The aims of the infiltrations were theft, looting, smuggling and terror. It was hard to Israel’s long borders and the settlements along it. The situation in the IDF was also difficult. After the War of Independence, the soldiers returned to their homes. Ben Gurion disbanded the Palmach, and the IDF was, in fact, an army of immigrants. The fortitude and determination of the War of Independence ebbed. The army suffered losses.

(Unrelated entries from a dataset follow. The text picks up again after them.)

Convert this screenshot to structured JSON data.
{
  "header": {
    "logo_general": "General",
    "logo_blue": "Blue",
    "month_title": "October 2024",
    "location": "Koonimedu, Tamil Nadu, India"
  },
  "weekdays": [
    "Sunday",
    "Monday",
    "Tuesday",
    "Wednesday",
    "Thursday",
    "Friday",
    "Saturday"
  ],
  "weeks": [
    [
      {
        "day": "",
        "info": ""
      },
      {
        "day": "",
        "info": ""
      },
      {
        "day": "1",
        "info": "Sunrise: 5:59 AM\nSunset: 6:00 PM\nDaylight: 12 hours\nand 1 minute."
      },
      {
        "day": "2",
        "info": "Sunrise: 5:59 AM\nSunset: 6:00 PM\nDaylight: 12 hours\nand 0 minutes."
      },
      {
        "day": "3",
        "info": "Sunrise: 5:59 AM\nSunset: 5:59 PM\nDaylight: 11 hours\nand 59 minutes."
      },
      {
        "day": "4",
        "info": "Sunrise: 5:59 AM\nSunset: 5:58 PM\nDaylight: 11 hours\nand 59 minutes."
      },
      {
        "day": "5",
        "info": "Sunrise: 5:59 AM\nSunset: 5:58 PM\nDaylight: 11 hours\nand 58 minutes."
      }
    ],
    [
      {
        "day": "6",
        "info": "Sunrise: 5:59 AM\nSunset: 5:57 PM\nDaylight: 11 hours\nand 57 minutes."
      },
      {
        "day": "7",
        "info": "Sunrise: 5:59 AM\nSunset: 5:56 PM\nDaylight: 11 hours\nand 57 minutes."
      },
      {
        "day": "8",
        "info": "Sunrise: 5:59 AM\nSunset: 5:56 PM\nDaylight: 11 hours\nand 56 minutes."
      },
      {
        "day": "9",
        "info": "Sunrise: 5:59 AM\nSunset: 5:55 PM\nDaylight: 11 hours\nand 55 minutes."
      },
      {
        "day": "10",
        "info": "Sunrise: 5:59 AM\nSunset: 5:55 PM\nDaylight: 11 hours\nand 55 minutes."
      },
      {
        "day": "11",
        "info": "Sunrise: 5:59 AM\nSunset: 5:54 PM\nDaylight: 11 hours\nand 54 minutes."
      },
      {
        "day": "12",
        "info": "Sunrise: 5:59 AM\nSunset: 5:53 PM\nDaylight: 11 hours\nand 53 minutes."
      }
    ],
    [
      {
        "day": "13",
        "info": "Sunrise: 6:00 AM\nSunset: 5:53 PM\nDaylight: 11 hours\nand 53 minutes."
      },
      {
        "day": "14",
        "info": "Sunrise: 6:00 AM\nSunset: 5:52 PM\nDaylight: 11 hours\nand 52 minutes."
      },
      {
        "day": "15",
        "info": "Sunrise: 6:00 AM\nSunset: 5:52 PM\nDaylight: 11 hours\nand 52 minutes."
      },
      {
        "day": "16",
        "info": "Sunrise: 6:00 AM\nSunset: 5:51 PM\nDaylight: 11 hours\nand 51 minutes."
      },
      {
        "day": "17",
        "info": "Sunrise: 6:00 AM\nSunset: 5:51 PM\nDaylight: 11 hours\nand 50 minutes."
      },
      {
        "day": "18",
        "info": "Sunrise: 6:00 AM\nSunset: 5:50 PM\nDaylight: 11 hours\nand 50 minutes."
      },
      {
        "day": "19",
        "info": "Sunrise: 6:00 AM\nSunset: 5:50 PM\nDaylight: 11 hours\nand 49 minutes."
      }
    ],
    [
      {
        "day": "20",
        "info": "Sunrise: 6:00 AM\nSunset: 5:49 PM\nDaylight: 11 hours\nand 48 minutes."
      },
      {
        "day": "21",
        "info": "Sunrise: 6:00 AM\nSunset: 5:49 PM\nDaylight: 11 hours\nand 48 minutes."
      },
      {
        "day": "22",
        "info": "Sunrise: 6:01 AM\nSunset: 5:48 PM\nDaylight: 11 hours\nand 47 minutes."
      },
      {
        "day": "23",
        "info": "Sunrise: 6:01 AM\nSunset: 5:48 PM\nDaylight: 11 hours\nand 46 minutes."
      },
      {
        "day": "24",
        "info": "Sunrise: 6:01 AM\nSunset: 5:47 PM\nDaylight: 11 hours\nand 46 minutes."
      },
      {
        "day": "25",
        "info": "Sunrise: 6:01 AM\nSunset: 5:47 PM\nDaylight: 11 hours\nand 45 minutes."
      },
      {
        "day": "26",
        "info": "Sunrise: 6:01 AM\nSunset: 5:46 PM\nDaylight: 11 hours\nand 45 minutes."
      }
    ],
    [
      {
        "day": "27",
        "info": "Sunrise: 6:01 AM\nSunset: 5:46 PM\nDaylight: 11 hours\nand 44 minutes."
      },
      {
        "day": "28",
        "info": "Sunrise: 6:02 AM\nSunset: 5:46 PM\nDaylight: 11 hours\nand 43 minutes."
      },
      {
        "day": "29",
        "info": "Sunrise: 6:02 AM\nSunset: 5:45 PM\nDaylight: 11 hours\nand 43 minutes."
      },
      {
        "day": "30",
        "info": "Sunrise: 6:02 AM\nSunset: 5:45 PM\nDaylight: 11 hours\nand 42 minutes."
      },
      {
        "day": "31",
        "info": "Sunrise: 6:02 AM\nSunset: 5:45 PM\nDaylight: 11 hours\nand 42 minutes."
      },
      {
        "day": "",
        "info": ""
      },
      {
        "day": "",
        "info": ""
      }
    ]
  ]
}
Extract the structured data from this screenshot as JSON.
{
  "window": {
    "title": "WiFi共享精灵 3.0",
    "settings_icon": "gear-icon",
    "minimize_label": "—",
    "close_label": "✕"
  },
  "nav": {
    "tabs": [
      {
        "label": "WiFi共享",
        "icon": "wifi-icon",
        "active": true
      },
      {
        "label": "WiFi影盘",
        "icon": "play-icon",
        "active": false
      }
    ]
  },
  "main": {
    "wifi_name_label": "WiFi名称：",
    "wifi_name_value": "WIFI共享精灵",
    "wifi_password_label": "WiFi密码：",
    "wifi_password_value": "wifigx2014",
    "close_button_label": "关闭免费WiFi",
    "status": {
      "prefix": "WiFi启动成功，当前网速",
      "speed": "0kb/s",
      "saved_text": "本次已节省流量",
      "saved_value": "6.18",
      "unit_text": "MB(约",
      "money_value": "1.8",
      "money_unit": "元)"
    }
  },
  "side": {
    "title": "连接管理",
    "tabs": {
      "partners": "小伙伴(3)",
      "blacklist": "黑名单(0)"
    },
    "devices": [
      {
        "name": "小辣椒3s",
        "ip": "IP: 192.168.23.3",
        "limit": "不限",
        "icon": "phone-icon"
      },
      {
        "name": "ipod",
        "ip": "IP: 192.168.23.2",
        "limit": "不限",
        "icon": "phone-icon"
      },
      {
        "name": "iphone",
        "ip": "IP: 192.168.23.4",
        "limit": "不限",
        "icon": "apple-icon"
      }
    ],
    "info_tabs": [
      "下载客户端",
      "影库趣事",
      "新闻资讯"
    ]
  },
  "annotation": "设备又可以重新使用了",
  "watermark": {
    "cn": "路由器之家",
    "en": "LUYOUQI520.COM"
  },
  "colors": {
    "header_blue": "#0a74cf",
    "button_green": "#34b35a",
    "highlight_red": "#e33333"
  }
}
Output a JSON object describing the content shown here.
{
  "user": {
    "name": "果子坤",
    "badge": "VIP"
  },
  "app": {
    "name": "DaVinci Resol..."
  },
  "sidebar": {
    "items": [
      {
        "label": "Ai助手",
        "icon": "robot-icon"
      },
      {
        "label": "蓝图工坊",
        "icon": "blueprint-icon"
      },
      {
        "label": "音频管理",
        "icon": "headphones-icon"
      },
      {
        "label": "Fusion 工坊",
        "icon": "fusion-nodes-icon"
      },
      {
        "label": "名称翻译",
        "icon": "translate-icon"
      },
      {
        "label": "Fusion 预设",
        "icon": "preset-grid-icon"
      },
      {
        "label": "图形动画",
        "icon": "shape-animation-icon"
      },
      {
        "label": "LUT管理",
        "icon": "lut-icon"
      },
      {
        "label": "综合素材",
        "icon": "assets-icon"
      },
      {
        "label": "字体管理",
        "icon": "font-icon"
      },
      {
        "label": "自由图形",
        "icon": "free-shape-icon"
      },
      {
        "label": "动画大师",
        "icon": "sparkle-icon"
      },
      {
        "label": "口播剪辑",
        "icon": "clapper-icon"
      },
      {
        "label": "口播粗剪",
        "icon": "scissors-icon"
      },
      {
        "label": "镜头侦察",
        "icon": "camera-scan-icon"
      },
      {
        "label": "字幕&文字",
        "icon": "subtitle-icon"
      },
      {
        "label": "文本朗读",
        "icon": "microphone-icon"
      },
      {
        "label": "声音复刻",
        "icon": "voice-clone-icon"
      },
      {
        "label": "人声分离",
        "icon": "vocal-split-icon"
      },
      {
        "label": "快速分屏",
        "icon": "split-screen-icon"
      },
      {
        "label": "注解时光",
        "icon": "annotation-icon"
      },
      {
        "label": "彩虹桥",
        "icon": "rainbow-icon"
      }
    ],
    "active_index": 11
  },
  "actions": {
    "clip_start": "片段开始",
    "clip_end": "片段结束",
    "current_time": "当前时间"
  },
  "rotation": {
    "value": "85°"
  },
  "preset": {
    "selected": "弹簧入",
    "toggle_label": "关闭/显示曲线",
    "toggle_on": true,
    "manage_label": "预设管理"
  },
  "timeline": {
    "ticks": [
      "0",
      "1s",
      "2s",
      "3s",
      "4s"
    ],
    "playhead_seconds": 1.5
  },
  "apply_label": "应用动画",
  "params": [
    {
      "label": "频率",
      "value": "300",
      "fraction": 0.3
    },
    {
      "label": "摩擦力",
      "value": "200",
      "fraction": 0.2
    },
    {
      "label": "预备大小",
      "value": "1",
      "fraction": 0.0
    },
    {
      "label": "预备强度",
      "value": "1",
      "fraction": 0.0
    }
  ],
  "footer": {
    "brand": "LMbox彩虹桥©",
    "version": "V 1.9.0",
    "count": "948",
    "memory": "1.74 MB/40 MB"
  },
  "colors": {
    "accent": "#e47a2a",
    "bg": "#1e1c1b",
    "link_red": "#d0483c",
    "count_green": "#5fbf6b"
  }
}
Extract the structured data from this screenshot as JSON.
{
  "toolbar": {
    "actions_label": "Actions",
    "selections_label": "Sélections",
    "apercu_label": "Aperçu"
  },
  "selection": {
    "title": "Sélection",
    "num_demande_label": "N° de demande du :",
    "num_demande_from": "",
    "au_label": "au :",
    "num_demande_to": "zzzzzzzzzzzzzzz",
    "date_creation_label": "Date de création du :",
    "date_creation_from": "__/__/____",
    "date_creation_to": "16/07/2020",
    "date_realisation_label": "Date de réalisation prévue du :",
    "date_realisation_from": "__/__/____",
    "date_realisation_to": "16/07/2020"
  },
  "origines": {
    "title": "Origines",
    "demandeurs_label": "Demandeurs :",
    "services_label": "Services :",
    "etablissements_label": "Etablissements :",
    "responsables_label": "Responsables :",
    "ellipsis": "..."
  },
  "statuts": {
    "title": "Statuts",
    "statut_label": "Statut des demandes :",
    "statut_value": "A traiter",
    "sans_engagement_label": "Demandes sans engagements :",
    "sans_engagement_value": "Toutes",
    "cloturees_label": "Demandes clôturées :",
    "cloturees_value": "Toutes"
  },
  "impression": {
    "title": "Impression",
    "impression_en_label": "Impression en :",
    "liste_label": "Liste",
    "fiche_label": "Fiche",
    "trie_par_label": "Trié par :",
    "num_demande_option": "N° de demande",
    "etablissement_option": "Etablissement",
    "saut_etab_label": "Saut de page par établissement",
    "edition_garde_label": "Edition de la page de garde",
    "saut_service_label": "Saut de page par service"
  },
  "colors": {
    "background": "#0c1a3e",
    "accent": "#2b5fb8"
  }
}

In 1953, Arik Sharon decided to establish Unit 101 – a very small force manned by elite soldiers, attached to the Parachutist Brigade. The unit was established in order to provide an answer to the problem of infiltration and to security problems facing the State of Israel.
Acts of Retaliation
The aim of the retaliatory acts was to deter and prevent the looting and terror of infiltrators. The guiding principle of the retaliatory acts was that the Arab states were responsible for the terror and therefore, the individual infiltrator was not the IDF’s target, rather the village and the country from which he came. The acts were usually carried out at night. Unit 101was a success and it brought a new spirit to the IDF. The retaliatory acts lifted the spirit of the nation, but it did not actually succeed in stopping the infiltrations and the terror. During the 1950s, the security situation continued to deteriorate because of two main reasons. First, Egypt signed a weapons deal with Czechoslovakia and large quantities of armaments began to pour into Egypt. Second, in 1955, Egypt’s President Nasser founded a unit of “fedayeen” (which means those who are willing to sacrifice themselves), a commando unit which committed acts of terror. During that period, Israel was caught in a vicious cycle: a terror attack, a retaliatory act, a terror attack, a retaliatory act. The State of Israel reached the conclusion that they must end this vicious cycle.